Introduction
Cerebellar pilocytic astrocytomas (cPAs) in childhood have long been recognized to have a good prognosis after total resection but the final outcome after incomplete surgery remains largely unpredictable with the incidence of symptomatic progressive disease ranging from 18-100%. Traditionally thought that GTR was required for long-term survival, small residuals were classically resected in a subsequent operation.
Results
Using our Pediatric Low-Grade Glioma (PLGG) database, 283 patients were identified to have a histopathological diagnosis of intracranial pilocytic astrocytoma between 1985-2020 of which 202 were within the cerebellum (68.2%). The majority of patients with cerebellar PA were between 1-10 years of age (n=147, 72.8%) without gender predominance (M:F=101:101), usually presenting with 1 lesion (n=195, 96.5%) and rarely with disseminated disease at diagnosis (N=7, 3.4%).
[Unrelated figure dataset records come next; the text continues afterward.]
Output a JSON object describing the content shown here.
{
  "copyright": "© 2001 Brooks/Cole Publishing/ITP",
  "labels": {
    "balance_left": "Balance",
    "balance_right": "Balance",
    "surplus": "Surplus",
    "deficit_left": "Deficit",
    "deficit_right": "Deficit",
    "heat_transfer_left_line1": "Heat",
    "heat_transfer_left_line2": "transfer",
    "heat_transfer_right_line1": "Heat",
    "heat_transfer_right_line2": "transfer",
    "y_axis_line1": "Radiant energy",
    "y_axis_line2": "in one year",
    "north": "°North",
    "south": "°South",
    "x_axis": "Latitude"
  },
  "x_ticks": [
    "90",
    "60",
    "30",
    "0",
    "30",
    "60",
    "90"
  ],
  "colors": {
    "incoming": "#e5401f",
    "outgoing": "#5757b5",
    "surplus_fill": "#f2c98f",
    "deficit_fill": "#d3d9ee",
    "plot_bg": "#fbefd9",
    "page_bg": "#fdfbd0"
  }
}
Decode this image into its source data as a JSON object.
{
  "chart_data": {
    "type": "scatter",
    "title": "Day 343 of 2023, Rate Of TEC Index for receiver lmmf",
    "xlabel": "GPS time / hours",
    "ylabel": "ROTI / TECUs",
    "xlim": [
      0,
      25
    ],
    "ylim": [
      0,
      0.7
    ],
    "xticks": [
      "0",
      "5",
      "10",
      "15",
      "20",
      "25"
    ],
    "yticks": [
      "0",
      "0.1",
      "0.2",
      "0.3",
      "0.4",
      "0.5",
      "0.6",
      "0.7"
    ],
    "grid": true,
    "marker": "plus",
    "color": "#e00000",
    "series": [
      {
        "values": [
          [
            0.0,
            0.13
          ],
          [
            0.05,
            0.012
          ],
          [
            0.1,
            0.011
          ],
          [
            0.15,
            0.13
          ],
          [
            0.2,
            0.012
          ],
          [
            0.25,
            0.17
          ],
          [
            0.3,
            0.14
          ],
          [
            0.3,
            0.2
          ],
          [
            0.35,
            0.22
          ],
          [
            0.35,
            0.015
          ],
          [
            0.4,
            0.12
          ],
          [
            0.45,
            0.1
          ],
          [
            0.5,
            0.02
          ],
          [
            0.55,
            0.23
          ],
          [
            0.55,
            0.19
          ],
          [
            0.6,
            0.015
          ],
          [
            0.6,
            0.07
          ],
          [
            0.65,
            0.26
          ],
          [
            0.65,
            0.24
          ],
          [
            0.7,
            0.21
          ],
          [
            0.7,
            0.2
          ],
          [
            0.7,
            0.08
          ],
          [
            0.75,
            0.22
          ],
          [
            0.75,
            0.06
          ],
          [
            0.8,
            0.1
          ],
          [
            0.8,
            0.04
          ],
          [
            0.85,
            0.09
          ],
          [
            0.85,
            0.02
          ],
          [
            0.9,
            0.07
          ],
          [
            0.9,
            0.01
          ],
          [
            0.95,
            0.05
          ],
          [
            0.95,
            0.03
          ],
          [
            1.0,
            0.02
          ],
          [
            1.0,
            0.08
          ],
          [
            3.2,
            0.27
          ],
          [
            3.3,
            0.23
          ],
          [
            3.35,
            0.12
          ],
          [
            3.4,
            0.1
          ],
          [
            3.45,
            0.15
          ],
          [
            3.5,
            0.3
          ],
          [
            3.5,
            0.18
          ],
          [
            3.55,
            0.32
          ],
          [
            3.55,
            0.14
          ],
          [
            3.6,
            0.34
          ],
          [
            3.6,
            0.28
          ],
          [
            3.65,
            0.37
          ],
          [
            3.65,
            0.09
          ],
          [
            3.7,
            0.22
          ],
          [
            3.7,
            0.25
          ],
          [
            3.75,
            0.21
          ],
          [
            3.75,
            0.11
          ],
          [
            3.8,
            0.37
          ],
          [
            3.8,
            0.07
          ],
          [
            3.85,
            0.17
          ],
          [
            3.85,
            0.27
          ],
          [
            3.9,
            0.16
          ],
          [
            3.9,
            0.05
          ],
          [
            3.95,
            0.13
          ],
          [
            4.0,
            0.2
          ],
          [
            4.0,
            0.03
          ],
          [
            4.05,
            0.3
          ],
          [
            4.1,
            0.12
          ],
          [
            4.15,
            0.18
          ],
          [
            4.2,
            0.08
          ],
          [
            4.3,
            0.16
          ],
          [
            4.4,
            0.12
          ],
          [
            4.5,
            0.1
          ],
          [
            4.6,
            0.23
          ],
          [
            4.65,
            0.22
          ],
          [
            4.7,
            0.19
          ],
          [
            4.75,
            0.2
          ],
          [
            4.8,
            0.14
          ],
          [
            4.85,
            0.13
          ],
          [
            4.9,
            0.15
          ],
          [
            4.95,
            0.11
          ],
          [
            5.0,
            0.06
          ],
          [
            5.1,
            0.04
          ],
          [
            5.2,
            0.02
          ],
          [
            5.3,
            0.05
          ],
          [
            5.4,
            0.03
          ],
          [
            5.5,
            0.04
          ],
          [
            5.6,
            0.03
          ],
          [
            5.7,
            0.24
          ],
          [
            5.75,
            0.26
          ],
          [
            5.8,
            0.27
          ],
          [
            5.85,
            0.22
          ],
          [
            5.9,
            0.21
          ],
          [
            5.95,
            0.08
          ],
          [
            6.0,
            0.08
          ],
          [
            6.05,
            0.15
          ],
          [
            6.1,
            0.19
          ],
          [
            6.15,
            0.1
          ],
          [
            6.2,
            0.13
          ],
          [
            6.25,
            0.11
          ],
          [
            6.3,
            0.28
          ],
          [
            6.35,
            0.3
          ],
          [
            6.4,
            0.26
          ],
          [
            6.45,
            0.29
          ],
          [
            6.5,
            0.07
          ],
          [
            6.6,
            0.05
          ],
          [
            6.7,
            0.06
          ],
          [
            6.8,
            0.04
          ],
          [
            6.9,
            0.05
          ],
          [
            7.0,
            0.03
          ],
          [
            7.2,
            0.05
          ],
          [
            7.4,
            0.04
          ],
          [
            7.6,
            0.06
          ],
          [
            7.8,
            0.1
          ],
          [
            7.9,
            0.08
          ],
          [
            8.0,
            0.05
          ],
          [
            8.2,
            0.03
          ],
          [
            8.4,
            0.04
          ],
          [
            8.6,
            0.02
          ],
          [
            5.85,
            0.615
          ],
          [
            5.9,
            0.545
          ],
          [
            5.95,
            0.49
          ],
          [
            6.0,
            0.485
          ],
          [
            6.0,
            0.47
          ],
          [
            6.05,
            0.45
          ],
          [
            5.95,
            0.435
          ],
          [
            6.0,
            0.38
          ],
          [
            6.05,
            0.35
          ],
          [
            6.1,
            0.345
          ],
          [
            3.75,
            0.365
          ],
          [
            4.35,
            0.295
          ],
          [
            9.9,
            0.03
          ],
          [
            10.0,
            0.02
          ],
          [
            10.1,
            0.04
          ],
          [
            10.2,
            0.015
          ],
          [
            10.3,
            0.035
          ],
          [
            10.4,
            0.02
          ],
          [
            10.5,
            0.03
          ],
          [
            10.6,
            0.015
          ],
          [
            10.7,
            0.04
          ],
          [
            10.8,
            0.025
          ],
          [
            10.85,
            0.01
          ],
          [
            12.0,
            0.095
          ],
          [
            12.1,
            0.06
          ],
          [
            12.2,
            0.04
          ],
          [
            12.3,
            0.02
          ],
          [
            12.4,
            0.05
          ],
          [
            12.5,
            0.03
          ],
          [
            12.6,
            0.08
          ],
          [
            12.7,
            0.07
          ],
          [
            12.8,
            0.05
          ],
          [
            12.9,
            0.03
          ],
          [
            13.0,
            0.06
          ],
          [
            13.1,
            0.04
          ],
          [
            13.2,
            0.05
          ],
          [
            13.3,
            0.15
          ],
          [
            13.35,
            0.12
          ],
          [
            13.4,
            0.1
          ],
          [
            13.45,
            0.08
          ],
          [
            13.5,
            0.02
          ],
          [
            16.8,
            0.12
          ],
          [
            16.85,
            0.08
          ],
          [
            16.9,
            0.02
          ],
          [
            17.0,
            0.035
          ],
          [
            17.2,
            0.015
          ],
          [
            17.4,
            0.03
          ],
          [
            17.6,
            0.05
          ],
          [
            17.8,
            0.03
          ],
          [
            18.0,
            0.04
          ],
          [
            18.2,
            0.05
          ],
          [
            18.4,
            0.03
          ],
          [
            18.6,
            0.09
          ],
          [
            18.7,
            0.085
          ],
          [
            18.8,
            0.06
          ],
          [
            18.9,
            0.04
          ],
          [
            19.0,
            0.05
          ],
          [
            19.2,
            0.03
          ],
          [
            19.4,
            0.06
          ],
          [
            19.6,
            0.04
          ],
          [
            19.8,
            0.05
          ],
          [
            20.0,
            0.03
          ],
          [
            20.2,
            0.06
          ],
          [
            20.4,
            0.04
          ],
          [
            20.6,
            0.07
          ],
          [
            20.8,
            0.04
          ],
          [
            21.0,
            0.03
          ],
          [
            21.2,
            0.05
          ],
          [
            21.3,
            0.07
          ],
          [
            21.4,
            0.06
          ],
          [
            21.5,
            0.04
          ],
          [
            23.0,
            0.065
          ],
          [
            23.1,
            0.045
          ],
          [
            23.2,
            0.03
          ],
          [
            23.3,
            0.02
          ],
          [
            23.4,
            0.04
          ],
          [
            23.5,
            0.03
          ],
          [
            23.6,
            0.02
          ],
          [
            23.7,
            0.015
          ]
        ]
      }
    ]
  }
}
The majority of initial surgeries for cerebellar PA achieved GTR (n=149, 73.8%). In patients with NTR or STR, the mean largest diameter of the post-operative residual was 1.1cm (0.2-3.7cm). Sixty-eight patients experienced relapse of their disease, 4 in which progression was multifocal. In 31 patients the neuro-oncology MDT recommended a second surgical resection at a mean time interval of 22.9 months (0.13-81.6 months) from the initial surgery. The children in the multiple operation cohort experienced more complications of therapy including ongoing endocrinopathy, treatment-associated hearing deficit, and neurocognitive deficiencies.
Conclusion
Residual disease in cPA should be maintained under clinocoradiological surveillance post-operatively with a more conservative approach when residual disease is not significantly changing over time.